A horseplayers group believes its boycott negatively impacted handle at the Churchill Downs spring meet where the total money wagered decreased by more than $48 million based on numbers reported by the Kentucky Horse Racing Commission.
The Horseplayers Association of North America supported a boycott of Churchill's meet when the Louisville track announced before opening day that takeout would be increased for all wagers. Although Churchill does not report or comment on meet handle figures, the track did note difficulties in maintaining field sizes which were down from last year and 24 fewer races being offered at this year's meet.
The Louisville track is required to submit handle information to the KHRC. Blood-Horse obtained those KHRC handle figures for Churchill through a Freedom of Information Act request.
According to the KHRC numbers, total wagering on Churchill Downs races this year reached $368,808,994, which is down 11.5% compared with last year's total of $416,853,804. On-track wagering fared better; at $55,974,321 it was off just 2.4% compared with 2013.
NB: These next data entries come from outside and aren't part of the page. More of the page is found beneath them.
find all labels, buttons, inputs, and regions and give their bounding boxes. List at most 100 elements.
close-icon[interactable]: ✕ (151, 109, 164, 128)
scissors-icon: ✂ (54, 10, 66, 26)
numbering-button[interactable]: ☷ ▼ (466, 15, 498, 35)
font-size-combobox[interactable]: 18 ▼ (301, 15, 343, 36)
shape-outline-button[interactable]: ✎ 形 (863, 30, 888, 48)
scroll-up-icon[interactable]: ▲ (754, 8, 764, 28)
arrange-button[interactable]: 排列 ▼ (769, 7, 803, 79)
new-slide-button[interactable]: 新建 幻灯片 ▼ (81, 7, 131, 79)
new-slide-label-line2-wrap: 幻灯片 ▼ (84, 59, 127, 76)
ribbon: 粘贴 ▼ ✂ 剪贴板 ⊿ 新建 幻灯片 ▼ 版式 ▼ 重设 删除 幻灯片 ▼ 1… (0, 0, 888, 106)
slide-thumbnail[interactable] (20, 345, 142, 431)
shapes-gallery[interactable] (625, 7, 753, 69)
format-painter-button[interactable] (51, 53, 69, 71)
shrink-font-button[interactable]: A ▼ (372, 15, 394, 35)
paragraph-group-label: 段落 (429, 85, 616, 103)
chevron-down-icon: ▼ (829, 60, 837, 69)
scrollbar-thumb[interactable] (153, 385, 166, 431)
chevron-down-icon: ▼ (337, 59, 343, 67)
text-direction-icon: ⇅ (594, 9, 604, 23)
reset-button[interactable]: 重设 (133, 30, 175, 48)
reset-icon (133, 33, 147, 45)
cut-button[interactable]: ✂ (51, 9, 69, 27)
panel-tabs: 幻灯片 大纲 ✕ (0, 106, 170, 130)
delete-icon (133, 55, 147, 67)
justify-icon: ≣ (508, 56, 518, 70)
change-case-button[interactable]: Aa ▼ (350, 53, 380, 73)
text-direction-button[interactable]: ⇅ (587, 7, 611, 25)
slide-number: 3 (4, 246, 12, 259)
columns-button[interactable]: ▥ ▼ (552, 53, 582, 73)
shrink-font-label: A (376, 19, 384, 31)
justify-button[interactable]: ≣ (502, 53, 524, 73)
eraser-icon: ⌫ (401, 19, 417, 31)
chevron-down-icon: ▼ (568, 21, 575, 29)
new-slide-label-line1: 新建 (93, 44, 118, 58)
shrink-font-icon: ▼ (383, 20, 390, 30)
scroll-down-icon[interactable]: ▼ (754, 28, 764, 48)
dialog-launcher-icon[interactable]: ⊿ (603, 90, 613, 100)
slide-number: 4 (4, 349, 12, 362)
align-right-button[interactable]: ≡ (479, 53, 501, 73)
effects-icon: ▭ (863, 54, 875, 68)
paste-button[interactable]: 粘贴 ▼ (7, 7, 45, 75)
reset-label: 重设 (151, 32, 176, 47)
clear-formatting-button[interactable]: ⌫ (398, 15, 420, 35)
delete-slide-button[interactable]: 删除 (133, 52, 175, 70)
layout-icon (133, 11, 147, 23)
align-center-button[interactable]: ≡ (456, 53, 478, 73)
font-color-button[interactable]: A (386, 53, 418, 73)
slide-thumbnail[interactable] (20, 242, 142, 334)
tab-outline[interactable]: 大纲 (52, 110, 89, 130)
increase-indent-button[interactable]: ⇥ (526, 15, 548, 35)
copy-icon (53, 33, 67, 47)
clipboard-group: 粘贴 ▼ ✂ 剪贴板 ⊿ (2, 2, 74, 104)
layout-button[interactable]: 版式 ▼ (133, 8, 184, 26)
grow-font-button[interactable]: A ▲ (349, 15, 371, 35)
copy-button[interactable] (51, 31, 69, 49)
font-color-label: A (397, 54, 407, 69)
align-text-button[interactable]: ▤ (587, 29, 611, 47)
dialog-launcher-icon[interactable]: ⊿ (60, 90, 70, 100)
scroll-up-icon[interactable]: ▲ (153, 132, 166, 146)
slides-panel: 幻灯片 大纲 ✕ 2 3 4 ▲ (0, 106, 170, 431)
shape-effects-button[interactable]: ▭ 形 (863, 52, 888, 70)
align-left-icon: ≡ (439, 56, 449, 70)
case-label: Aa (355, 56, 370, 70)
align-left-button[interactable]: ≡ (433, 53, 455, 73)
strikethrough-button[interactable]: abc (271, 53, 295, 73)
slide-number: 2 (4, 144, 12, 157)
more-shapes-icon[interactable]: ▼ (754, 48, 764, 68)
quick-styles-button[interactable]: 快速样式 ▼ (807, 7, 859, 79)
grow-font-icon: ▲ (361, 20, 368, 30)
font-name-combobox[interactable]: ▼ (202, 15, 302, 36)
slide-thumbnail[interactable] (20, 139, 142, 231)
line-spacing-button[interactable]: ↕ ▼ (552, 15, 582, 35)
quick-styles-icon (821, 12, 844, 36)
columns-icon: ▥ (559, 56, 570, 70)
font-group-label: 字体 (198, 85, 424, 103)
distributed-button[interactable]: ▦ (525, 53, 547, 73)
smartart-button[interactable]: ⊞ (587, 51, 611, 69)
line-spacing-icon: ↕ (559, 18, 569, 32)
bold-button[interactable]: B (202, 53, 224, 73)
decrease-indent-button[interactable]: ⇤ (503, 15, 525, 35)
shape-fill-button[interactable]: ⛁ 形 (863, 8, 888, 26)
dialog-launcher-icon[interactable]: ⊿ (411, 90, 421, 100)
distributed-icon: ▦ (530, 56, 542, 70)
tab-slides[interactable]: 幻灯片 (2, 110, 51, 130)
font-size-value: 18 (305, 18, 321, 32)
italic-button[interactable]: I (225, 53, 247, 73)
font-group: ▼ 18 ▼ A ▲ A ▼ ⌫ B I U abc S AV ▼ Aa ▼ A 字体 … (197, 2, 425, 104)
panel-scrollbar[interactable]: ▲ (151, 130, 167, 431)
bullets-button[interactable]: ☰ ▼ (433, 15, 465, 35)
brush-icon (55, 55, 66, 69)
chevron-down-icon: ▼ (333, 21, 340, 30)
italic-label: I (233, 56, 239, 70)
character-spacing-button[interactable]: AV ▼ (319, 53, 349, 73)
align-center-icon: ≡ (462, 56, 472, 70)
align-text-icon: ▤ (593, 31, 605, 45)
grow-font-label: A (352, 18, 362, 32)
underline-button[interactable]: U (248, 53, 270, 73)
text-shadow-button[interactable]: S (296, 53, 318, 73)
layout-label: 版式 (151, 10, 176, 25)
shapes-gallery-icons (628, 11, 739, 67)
Before the meet started, HANA called for a boycott of the Churchill meeting after the track announced takeout rates on win, place, and show wagers would be increased from 19% to 22% and takeout on exotic wagers would go from 19% to 22%. Takeout is the money removed from the pools before winning wagers are paid and it is used largely to fund the track and purses.
HANA president Jeff Platt believes the protest, as well as decreased churn—winnings that players return back into the pools—were big reasons for the handle decline. Higher takeouts result in reduced winnings in players' hands to wager back into pools. According to Churchill Downs, this year's takeout increase resulted in 79% of total wagering dollars returned to bettors this year compared with 81.6% last year.
On a website documenting the boycott efforts, organizers noted that if players had supported the Churchill meeting, other tracks would be encouraged to increase takeout rates. Organizers noted that the handle decline was especially dramatic if Kentucky Derby day, which saw handle increase 1% to $186.6 million this year, was not considered.
Studies have linked field sizes and handle. Generally, larger field sizes help increase handle. At Churchill, the average field in the 372 races conducted at the 2014 spring-summer meet was 7.29 horses, a decline from an average of 7.78 horses-per-race during the same meet in 2013, which also consisted of 38 racing days.
Churchill said the decline in the horse population and competition for available horses, especially those in mid-to-lower level claiming races, prompted the track to run 372 races during the spring meet, compared with 396 races run during the spring of 2013. That gave the track 24 fewer races to generate handle.
"The smaller field sizes are the results of a combination of factors that include years of substantial decline in the North American foal crop and increased regional competition for horses from racetracks in Indiana and Ohio with purses fed by casino revenues," Churchill Downs president Kevin Flanery said in a release.
Boycott organizers continue to call for wagering to be withheld on the Louisville track's remaining 2014 meets as well as other tracks and properties owned by Churchill Downs Inc.